Court Rules Frozen Embryos Are Marital Property, Can Be Destroyed In Divorce Case

Reversing a lower court decision on a divorce case, the Connecticut Supreme Court ruled that previously frozen embryos are considered marital property and can be destroyed, according to the Hartford Courant.

The court decided that a contract made between the couple, Jessica Bilbao and Timothy R. Goodwin, and the University of Connecticut School of Medicine's Center for Advanced Reproductive Services to have their frozen embryos destroyed in the event of a divorce was enforceable.

Bilbao and Goodwin did have one child through embryo implantation.

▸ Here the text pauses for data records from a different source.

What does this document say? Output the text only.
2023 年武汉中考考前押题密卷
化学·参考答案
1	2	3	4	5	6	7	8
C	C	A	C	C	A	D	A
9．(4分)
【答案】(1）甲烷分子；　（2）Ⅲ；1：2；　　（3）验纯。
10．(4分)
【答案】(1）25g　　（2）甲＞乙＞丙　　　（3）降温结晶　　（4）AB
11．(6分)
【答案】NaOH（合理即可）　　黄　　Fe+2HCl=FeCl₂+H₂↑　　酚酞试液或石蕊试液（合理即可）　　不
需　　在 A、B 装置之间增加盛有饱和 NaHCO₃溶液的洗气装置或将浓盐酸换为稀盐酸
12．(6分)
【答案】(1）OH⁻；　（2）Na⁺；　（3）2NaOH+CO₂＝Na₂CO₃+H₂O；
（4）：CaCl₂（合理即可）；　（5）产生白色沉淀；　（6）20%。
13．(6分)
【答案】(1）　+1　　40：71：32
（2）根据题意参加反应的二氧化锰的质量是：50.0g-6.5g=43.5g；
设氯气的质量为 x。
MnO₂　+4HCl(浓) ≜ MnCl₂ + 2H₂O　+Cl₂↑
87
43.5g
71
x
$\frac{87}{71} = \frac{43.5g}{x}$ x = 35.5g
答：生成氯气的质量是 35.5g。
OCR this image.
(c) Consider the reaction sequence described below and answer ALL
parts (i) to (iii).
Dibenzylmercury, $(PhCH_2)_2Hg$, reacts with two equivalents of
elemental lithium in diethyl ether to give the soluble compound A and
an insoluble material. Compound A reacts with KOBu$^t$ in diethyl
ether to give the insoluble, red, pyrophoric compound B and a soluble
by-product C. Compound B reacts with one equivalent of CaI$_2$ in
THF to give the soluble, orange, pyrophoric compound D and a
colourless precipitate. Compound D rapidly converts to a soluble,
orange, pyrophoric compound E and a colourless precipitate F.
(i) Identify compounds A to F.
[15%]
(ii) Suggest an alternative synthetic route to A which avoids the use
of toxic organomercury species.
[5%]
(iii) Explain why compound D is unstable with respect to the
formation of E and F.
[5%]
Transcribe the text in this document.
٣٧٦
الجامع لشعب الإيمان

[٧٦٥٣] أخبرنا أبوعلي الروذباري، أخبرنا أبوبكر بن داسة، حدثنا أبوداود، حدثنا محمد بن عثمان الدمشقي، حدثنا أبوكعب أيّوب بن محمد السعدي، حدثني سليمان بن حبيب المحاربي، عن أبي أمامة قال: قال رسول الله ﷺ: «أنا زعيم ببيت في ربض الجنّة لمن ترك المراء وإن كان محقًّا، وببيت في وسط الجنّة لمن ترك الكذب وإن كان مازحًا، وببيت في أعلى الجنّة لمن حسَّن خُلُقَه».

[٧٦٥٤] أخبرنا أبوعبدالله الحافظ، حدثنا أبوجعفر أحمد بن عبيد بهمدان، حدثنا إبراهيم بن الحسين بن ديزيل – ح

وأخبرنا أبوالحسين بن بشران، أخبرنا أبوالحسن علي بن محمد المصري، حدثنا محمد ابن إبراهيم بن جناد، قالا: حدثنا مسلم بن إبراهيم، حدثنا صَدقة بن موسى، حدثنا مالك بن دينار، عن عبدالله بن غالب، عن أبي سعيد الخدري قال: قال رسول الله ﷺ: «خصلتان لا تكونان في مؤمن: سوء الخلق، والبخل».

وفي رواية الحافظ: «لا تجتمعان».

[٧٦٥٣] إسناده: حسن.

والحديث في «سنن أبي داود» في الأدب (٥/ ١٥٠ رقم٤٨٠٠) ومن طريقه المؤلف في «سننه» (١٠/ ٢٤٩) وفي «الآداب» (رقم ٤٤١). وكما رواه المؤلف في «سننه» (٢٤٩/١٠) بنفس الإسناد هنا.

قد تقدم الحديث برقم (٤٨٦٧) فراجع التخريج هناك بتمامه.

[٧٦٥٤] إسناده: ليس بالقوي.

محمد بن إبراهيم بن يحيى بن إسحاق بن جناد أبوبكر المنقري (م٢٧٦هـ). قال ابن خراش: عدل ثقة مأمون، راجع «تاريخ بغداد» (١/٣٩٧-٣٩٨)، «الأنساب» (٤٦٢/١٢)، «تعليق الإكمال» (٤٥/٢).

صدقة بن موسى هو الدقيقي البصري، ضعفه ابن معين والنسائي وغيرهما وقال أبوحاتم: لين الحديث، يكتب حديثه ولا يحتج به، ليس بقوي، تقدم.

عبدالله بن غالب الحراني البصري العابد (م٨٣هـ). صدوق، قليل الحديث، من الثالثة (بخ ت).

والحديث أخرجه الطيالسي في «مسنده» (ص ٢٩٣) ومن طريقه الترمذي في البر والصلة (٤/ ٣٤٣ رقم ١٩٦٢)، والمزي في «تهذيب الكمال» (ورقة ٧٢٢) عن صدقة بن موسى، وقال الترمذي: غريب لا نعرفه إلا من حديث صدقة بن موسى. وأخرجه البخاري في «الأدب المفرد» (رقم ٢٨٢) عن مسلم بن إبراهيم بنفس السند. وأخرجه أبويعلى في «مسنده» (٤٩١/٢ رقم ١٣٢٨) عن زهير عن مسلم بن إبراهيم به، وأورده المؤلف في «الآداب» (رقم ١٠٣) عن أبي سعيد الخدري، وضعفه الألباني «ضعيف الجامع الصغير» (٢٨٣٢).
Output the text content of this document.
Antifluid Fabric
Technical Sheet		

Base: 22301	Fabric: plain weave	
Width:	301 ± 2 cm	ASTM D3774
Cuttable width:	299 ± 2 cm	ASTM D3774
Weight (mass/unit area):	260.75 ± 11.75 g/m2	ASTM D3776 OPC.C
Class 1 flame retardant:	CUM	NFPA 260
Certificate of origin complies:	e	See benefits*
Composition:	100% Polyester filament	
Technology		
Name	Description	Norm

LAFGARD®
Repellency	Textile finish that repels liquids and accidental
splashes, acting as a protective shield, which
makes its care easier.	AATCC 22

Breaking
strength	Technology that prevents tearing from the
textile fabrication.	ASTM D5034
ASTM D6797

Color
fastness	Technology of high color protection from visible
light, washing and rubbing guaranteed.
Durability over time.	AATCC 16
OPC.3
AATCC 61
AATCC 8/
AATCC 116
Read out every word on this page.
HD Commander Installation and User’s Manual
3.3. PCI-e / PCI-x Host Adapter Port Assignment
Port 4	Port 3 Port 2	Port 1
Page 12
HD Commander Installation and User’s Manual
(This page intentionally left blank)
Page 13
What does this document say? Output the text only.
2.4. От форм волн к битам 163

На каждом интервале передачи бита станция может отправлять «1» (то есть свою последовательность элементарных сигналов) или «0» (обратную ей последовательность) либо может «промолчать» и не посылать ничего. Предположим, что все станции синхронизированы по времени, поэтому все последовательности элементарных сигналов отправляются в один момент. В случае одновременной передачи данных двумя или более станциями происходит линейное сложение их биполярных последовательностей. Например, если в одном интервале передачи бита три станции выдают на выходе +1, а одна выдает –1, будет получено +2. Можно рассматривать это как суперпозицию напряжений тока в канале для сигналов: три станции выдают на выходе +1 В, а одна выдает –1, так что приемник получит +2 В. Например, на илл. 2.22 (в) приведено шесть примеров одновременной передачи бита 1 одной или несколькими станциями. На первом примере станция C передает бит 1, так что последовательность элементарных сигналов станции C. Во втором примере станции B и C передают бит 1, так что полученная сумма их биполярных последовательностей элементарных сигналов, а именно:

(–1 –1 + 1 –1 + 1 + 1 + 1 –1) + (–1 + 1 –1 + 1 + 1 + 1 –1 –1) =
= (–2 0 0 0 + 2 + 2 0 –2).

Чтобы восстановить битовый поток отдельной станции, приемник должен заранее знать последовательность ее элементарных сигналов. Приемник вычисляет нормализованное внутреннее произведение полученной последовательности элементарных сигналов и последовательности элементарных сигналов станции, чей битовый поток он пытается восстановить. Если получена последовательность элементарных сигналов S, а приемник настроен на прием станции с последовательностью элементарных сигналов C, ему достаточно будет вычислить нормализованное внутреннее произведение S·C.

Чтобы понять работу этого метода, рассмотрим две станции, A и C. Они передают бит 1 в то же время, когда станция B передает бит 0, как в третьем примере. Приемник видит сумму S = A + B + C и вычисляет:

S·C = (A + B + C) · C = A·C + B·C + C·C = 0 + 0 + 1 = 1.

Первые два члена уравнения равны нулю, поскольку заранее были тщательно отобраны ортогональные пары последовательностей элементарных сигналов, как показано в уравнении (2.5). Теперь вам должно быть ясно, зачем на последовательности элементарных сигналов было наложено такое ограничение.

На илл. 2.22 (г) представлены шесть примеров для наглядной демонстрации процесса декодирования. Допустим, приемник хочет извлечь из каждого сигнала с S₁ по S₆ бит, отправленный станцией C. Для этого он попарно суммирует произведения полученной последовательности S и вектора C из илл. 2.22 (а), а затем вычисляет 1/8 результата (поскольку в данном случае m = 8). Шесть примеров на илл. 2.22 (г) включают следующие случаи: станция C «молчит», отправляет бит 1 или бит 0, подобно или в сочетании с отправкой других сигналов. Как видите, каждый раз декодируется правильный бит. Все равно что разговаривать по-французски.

In the midst of the couple's divorce in 2016, Goodwin claimed the embryos should be allowed to remain viable in case the couple got back together and decided to have a child. Failing that, Goodwin said he wanted the embryos donated to another couple.

Ruling that the agreement was invalid and unenforceable, the lower court awarded the embryos to Bilbao. That decision was appealed by Goodwin, who said he sought to "preserve the pre-embryos because they are human beings."

"One party wants the embryo destroyed and the other doesn't, and I'm just suggesting that if we're going to be using any kind of legal balancing test, that we err on the side of life and not on the side of death," said Goodwin's attorney Joseph P. Secola during the appeal hearing.

Bilbao's attorney, Scott Garosshen, told the Supreme Court that Bilbao's rights would be violated if Goodwin were awarded the embryos.

"The right to avoid procreation is just as important of a constitutional right," Garosshen said, reported WNPR.

in vitro fertililzation
Some anti-abortion activists are protesting the destruction of human embryos created by in vitro fertilization. Getty

The court ruled only on the agreement and not whether the frozen embryos, referred to as "pre-embryos" in the ruling, were actually human beings. What to do in a similar situation without such an agreement was also not ruled upon.

"We do not decide what a court must do in the absence of an enforceable agreement," said the court. "For example, we leave for another day whether, in the absence of an enforceable agreement, balancing or contemporaneous mutual consent is the appropriate approach, and what the details of such an approach would be."

Embryos created through in vitro fertilization (IVF) and stored for later implantation have received attention through the form of anti-abortion protests. Some activists feel that discarding an embryo or donating it for research is the same thing as abortion, believing that life begins at conception.

"Even within the anti-choice community, the sanctification of the embryo is far from the mainstream view," said Sean Tipton, spokesman for the American Society for Reproductive Medicine in The Chicago Tribune. "I find it very difficult to follow the logic of groups that purport to be for life objecting to medical facilities whose mission is to help families have babies."

What happens to frozen embryos after a couple splits up continues to be a matter brought before the courts.

According to, Modern Family star Sofia Vergara and her ex-fiancé, Nicholas Loeb employed the services of the ART Reproductive Center in Beverly Hills, California to create two viable embryos for IVF. Both parties signed an agreement that said one person could not use the embryos without the written consent of the other.

Loeb attempted to obtain the embryos after he and Vergara broke up. Vergara claimed that would constitute a violation of the agreement. Loeb dismissed the motion, but other aspects of the case are still in courts.